Mumps is a childhood illness which commonly affects children aged two years and over although it can occur at any age and can affect adults. It is a viral infection of the saliva-producing parotid glands which can be found just below and in front of the ears. It can occur at any time of year but is much more prevalent in winter and spring.


Symptoms usually appear 2-3 weeks after being in contact with an infected person. The first signs of mumps usually include a high temperature and a headache. The salivary glands in the neck can then become swollen and sore. Often the swelling occurs unevenly, affecting one side of the face before the other. The swelling can last between four and eight days. As a result of the swelling you may have difficulty chewing and swallowing and may develop a sore throat.You may also experience tiredness, loss of appetite, abdominal pain and a dry mouth.

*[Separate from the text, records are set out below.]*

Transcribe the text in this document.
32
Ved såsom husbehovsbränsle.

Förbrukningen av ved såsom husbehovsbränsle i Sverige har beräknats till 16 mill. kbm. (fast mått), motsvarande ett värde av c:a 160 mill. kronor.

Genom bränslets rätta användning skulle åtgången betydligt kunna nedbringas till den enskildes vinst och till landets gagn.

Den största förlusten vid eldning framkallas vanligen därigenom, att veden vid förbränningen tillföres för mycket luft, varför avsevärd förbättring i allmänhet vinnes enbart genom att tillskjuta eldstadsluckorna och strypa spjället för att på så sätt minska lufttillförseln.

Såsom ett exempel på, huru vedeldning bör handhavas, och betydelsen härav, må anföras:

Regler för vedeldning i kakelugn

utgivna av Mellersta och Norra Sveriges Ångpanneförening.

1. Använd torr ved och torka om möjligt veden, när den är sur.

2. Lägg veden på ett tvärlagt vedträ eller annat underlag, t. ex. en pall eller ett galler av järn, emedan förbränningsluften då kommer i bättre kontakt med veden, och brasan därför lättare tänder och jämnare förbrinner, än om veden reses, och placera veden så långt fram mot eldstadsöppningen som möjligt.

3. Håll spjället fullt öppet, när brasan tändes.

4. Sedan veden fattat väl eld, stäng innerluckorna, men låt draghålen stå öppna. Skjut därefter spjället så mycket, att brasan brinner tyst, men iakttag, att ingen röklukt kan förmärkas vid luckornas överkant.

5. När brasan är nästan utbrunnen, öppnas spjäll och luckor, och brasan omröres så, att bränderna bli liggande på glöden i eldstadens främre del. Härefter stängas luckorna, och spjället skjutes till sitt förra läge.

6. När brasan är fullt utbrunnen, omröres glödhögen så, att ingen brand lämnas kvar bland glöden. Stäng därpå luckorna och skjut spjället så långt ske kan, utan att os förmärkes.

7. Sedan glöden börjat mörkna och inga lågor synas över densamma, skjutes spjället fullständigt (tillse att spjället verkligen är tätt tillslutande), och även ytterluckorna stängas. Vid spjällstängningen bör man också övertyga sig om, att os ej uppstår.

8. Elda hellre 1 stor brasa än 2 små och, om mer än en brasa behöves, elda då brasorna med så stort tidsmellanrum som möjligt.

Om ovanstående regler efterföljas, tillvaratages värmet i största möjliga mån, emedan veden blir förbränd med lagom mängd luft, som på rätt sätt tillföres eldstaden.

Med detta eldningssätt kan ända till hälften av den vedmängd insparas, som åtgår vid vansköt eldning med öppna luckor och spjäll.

Symptoms are usually quite mild in children and a third of children experience no symptoms at all. However, the effects of the virus can be much more serious in adults. Adolescent and adult females can get inflammation of the ovaries and males can get inflammation of the testicles.


Mumps is caused by the paramyxovirus. It is contagious and can be released into the air in tiny airborne droplets when a person coughs or sneezes. These droplets circulate and can then enter another person's body through their mouth or nose. The virus can also be passed by close contact. If you shake someone's hand after they have sneezed or wiped their nose and then put your fingers in your mouth, then this can spread the virus.

A person with mumps is infectious from several days (up to a week) before the swelling appears until several days after the swelling goes down.

Avoiding Mumps

Anyone with mumps should avoid contact with others until five days after the glands begin to swell. Children should stay away from school during this time.

In the UK the MMR vaccine is offered to all children as part of the national immunisation programme. It is given in two doses and provides protection against measles, mumps and rubella. The first dose is generally given at 12-15 months with a second booster dose at four years.


There is no cure for mumps, it will clear up on its own without treatment. Once you have had mumps it is extremely unlikely that you will get it again (i.e. having the disease gives lifelong immunity against it as does having the vaccine.)Simple pain relief treatments containing paracetamol or ibuprofen can help to ease aches and pains and reduce fever. Aspirin should NOT be given to anyone with mumps due to the risk of a disease called Reye's syndrome. You should make sure that you drink plenty of fluids to avoid dehydration. It is easy to become dehydrated if you have a high temperature.

Holding a warm flannel against swollen glands can be soothing.

When To See A Doctor

If you suspect that you may have mumps you must notify your doctor. This is especially important if you are pregnant or if you are man and you develop swollen or painful testicles.

If you have mumps do NOT go to your doctor's surgery without telephoning first due to the risk of infecting others in high-risk groups.

Additional Information

Leaflets about chickenpox, paracetamol and ibuprofen are also available from any pharmacy.